Why Is Mid-America Apartment Communities (MAA) Up 2.8% Since Last Earnings Report?

By Zacks Equity Research | March 06, 2026, 11:30 AM

A month has gone by since the last earnings report for Mid-America Apartment Communities (MAA). Shares have added about 2.8% in that time frame, outperforming the S&P 500.

Will the recent positive trend continue leading up to its next earnings release, or is Mid-America Apartment Communities due for a pullback? Well, first let's take a quick look at the most recent earnings report in order to get a better handle on the recent drivers for Mid-America Apartment Communities, Inc. before we dive into how investors and analysts have reacted as of late.

Mid-America Apartment's Q4 FFO Beats Estimates, Revenues Grow Y/Y

MAA reported a fourth-quarter 2025 core FFO per share of $2.23, which surpassed the Zacks Consensus Estimate of $2.22. The figure remained unchanged from the prior year period.

Results reflected higher occupancy and same-store effective blended lease rate growth year over year. The same-store portfolio’s net NOI and average effective rent per unit fell, undermining the performance.

Rental and other property revenues of $555.6 million for the fourth quarter marginally missed the Zacks Consensus Estimate of $557.8 million. The reported figure was 1% higher than the year-ago quarter’s tally.

Quarter in Detail

The same-store portfolio’s revenues fell 0.1% on a year-over-year basis. The same-store portfolio’s property operating expenses rose 0.7% on a year-over-year basis. As a result, the same-store portfolio’s NOI fell 0.5%. MAA experienced a decline of 0.3% in the average effective rent per unit.

The average physical occupancy for the same-store portfolio in the fourth quarter was 95.7%, an improvement of 10 basis points (bps) over the prior-year period. Our estimate was in line with the same at 95.7%.

As of Dec. 31, 2025, resident turnover in the same-store portfolio remained historically low at 40.2%. This stemmed from low levels of move-outs related to buying single-family homes (11.1/%).

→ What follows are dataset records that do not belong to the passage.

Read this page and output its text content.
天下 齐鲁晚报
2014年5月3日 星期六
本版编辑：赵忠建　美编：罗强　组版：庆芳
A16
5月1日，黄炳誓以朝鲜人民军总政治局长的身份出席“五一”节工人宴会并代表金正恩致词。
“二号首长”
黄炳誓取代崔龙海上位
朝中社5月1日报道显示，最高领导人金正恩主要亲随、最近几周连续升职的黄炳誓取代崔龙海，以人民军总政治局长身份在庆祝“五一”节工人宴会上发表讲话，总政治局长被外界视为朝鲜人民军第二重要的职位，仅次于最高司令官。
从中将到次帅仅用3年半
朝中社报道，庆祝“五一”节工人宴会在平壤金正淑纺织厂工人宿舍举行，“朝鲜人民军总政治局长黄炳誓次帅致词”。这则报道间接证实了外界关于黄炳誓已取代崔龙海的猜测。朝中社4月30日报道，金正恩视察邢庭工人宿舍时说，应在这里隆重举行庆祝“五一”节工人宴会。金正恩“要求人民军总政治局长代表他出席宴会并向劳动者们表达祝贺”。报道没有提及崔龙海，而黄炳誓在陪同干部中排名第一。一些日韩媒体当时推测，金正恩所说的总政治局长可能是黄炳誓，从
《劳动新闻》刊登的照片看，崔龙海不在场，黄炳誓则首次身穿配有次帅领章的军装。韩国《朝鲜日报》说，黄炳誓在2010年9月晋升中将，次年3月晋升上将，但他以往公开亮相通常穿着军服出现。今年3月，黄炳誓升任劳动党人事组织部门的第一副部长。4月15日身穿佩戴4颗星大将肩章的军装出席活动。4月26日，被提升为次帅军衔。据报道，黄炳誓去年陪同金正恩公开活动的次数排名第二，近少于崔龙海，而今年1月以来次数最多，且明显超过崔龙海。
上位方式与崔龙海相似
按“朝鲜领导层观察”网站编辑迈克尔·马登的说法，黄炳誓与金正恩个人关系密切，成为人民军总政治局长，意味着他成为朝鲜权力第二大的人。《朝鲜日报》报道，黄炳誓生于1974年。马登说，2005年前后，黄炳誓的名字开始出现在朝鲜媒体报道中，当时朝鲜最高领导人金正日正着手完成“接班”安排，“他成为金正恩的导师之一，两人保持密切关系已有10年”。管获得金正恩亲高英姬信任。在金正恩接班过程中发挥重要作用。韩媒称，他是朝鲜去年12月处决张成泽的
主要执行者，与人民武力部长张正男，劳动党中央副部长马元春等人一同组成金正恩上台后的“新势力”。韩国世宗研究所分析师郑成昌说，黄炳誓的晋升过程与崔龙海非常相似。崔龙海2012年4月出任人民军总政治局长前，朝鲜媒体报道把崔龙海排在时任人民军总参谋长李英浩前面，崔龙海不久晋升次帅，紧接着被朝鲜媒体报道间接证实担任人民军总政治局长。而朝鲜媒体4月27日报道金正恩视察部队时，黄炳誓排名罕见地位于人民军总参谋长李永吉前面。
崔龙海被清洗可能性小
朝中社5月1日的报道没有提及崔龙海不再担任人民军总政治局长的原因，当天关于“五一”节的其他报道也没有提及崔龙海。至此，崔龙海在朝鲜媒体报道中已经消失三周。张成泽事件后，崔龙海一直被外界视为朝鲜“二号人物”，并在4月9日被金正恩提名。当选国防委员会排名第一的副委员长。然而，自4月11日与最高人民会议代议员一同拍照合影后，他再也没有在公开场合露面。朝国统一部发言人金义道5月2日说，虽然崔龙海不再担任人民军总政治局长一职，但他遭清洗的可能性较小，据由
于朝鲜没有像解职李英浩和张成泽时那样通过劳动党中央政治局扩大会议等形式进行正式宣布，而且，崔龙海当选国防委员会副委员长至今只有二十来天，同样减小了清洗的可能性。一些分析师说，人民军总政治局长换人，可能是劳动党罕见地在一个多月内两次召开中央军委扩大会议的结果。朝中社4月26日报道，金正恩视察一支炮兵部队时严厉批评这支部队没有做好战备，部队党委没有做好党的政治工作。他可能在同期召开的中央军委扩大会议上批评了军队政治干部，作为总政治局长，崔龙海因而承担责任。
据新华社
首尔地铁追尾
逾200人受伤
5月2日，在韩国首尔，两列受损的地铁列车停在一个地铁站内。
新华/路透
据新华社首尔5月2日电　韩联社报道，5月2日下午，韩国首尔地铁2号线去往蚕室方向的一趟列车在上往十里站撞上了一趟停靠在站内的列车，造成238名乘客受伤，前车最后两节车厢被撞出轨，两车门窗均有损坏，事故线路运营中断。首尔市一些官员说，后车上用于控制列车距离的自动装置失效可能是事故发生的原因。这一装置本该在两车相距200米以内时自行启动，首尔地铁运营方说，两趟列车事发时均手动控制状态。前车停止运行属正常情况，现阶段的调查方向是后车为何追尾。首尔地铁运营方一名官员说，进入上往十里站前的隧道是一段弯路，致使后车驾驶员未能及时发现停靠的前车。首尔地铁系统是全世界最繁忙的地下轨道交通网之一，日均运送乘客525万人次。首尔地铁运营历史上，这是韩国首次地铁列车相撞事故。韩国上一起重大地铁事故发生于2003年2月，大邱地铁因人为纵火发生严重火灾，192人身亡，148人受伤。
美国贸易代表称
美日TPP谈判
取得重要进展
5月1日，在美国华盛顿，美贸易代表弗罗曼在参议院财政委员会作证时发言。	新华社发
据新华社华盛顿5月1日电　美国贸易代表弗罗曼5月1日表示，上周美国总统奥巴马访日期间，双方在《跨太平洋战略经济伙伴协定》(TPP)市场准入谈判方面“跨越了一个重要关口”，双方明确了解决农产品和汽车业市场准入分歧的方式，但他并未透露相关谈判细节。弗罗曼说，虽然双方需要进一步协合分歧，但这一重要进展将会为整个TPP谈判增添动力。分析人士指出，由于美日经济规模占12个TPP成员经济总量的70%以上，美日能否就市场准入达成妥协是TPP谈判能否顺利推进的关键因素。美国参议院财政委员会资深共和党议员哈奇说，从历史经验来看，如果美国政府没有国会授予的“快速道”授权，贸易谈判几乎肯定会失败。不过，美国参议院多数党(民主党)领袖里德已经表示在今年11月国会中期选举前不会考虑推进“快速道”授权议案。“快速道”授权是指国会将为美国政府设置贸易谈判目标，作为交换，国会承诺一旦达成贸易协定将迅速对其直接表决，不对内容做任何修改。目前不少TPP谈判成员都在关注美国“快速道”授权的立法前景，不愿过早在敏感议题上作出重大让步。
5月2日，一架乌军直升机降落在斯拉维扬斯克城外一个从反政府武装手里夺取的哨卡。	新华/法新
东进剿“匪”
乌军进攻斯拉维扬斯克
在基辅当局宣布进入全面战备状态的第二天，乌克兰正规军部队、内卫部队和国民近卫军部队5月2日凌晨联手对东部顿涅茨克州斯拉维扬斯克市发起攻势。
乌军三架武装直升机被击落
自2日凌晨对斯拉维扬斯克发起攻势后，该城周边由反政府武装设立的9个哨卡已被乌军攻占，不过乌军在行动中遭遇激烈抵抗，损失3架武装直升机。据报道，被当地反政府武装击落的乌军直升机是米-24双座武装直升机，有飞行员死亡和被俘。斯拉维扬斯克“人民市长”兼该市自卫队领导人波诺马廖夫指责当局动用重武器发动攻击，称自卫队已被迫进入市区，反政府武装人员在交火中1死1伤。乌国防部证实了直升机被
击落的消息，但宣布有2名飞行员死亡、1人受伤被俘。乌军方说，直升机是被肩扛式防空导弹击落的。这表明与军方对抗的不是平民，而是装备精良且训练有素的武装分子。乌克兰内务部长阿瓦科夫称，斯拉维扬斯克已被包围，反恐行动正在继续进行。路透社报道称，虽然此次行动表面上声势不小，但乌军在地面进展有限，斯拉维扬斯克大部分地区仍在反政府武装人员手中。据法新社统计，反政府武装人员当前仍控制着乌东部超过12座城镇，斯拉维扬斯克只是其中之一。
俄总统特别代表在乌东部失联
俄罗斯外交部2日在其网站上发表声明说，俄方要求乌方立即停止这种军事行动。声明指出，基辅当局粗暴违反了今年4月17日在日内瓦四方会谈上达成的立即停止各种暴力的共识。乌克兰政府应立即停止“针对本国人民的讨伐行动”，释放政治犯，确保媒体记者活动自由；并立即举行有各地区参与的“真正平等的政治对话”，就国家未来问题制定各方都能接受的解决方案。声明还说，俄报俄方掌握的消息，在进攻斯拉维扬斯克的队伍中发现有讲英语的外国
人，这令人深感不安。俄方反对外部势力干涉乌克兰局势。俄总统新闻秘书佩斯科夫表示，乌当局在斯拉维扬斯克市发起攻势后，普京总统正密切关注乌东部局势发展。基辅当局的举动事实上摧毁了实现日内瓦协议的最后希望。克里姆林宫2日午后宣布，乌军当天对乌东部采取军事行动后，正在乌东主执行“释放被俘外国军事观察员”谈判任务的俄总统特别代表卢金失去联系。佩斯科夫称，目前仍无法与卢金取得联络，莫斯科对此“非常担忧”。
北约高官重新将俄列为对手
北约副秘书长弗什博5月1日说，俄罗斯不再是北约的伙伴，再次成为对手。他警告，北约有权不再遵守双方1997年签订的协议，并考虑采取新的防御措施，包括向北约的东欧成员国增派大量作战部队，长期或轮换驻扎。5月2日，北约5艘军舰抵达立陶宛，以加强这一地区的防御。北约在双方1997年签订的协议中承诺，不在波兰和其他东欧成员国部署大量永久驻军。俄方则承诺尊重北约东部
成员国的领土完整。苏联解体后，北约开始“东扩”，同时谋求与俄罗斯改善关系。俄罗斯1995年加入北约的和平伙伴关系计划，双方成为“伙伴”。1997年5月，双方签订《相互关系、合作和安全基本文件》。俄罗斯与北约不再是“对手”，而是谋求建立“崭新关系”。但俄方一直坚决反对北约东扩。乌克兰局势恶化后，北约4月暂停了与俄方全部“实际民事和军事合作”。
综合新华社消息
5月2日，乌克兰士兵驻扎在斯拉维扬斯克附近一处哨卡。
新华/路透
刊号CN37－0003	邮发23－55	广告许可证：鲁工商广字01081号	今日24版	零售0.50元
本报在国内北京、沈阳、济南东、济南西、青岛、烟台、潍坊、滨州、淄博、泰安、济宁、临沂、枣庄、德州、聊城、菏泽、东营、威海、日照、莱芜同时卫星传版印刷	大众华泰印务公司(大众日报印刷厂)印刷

During the fourth quarter, MAA's same-store effective blended lease rate growth was negative 1.7%, improving 40 bps from the prior-year period. The effective new lease rate dropped 8.1%, while the effective renewal lease rate grew 4.7%.

Portfolio Activity

In January 2026, MAA acquired a land parcel in Northern Virginia through its pre-purchase development program. The company plans to develop a 287-unit multifamily apartment community at the property to begin in the second half of 2026.

In October 2025, MAA acquired a land parcel in the Kansas City market, adjacent to the acquired community, for the future development of a phase II multi-family expansion. In the same month, MAA purchased a land parcel in Phoenix, AZ, and began construction on a 280-unit multi-family apartment community.

As of Dec. 31, 2025, MAA had eight communities under development, with total expected costs of $306.4 million. During the fourth quarter, MAA completed the initial lease-up of MAA Vale in Raleigh, NC.

Balance Sheet Position

MAA exited the fourth quarter of 2025 with cash and cash equivalents of $60.3 million, up from $32.2 million recorded as of Sept. 30, 2025.

As of Dec. 31, 2025, MAA had a strong balance sheet with $879.2 million in combined cash and capacity available under its unsecured revolving credit facility. In October 2025, the company increased its borrowing capacity to $1.5 billion, with an option to expand it to $2 billion.

As of Dec. 31, 2025, MAA had a net debt/adjusted EBITDAre ratio of 4.3 times, and the total debt outstanding was $5.41 billion. Its total debt average years to maturity was 6.4 years.

2026 Guidance

MAA projects a first-quarter 2026 core FFO per share in the band of $2.05-$2.17, with $2.11 at the midpoint. This residential REIT expects its 2026 core FFO per share to be in the range of $8.35-$8.71, with the midpoint being $8.53.

For 2026, management anticipates same-store property revenue growth of negative 0.20% to 1.30% and operating expense growth of 1.90% to 3.40%. As a result, same-store NOI growth is expected to be between negative 1.70% and 0.30%. Average physical occupancy for the same-store portfolio is guided in the range of 95.3%-95.9%, with the midpoint being 95.60%.

How Have Estimates Been Moving Since Then?

It turns out, fresh estimates have trended downward during the past month.

VGM Scores

At this time, Mid-America Apartment Communities has a subpar Growth Score of D, though it is lagging a bit on the Momentum Score front with an F. Charting a somewhat similar path, the stock has a grade of D on the value side, putting it in the bottom 40% for this investment strategy.

Overall, the stock has an aggregate VGM Score of F. If you aren't focused on one strategy, this score is the one you should be interested in.

Outlook

Estimates have been broadly trending downward for the stock, and the magnitude of these revisions indicates a downward shift. It's no surprise Mid-America Apartment Communities has a Zacks Rank #4 (Sell). We expect a below average return from the stock in the next few months.